出会い4
二日目
朝起きると、少女がクローゼットの前で座っているのが見える。Tが目を覚ましたことに気が付き横目で確認しているようだ。少女は大分前に目を覚ました様子だった。「」「」Tは意識がはっきりしだすと、昨夜浮かんだ雲を掴むために少女に声をかけた。「あんた、食事なんかどうするんだ?」「わからない。お腹が減るって感覚はないし今まで食べてこなかった。」「ふむ、じゃあ服装は?きのうからずっと同じ着物だし窮屈だろ。着替えたらどうだ?」「窮屈じゃないんだ。この着物は私の一部なんだ。人がなにかに究極の愛着を持つとき、時として「私そのもの、私の一部」だとか言うが、私の場合はその意味と共に物理的にもそうなんだ。着ている感覚がない。これも彼も何かわからない。昨日もいったが私に与えられた感覚というものは私が幸運を運ぶ座敷童という一点のみだけだ。」
Tはもっと根本に踏み込みたかった。あんたが食事を必要としないならなんであんたは睡眠を必要とするんだ?着物含めた食事をとらないあんたの体はどうなっているのか。そこに実態があるのか?それとも緑に囲まれた小川のせせらぎのように透き通っているのか?いくらでも質問したいことはある!しかし「勘当だ!家から追い出す!」となるかもしれない!そもそもそういう質問攻めみたいなものはジェントルマン的ではないし、霊が実在する!って叫んでるやつと霊なんか絶対存在しえない!って叫んでるやつが二人でいるとしたら霊に襲われるのは後者ってのが心霊現象のお約束じゃないか!こう現実的だとどうも嫌でたまらないな!しかし、家に入った方法ぐらいは聞いてもいいだろ、これは正当な権利ってやつだぜ。もしこれで俺が絶望のどん底に落とされようものならその時は不公平ってやつに命を懸けて立ち向かってやる!文字通り「命を懸けて」だ!
「君はどうやって昨日家に入ったんだ?」「家に入ったというより、前からそこにいると錯覚してしまうぐらい違和感なく、気づいたらここにいたんだ。」「瞬間移動ってやつか、ますますわからないな」「瞬間移動ではない、感覚的な話をすると移動はしてないんだ。昔からそこにいるって感じで、私自身ここにいるってことに対して違和感はない。あるのは変化のみだ」変化と違和感が乖離してるこの状況と彼女の言い分からしておそらく嘘はついていないだろう。「多分この現象は人間の範囲じゃ説明できないだろうから、あんたの言うことに嘘はないのだろう。それで自分のことを納得させる。そうなると俺らはこれから同居人ってわけになるな。そうなると俺はあんたのことを:あんた:と呼ぶわけにいかなくなるから、ぜひ名前を教えてほしい。」というと、少女は「私のことは水と呼んでくれ。」と、答え、そのまま「お前のことを何と呼べばいい?」と続けたので、「Tと呼んでくれ」と言うと、水はゆっくり表情を暗くし、生返事で応対した。

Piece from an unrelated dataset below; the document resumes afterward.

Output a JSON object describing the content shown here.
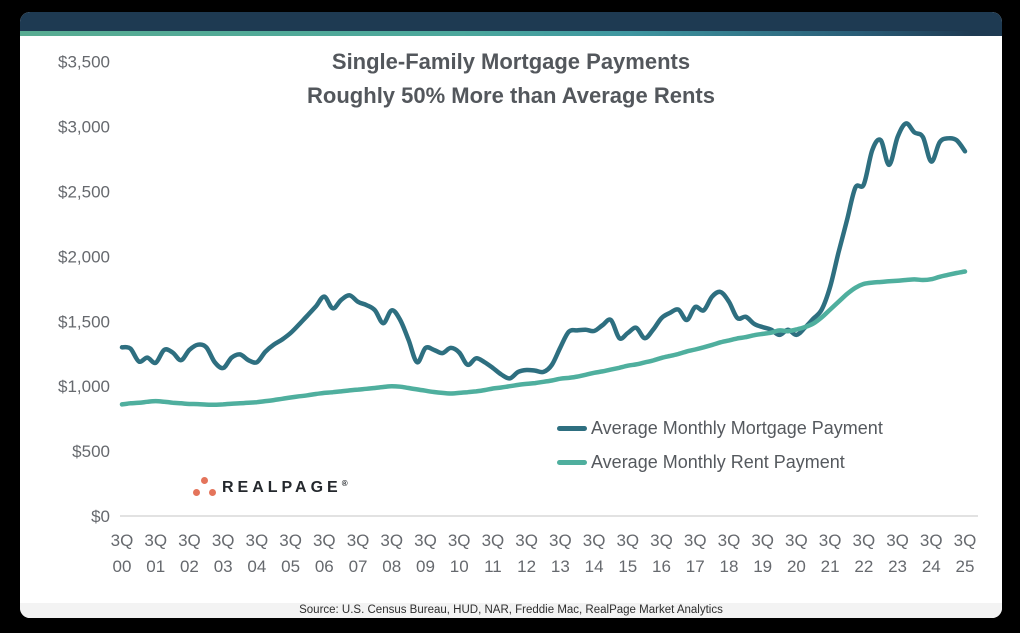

Tはシャワーを浴びた後、食事の準備を始め、パンをトースターで焼いている間、沈黙か続いた。その沈黙を引き裂くようにトースターが鳴り響き、焼けたパンにバターを塗っている最中、Tは時間が迫っていることに気づき焦ってパンを頬張った。水の視線がやや気になったが、急いで食べ終わると、すぐさま服に着替え準備を終えた。
家を出る直前、男は彼女のいまだに萎えている姿を見て「テレビでも見るか?」と気を利かすと「見る。」と答えたので、テレビをつけリモコンの使い方を確認すると、少女が少し楽しそうにテレビを見始め、その姿を見てTは安心して少し蕩けそうになる。
「いってくる。」「いってらっしゃい」とほんの一言交わし、取っ手をしっかりと持ち玄関を開けると、空は晴れていたが、雨が降っていた。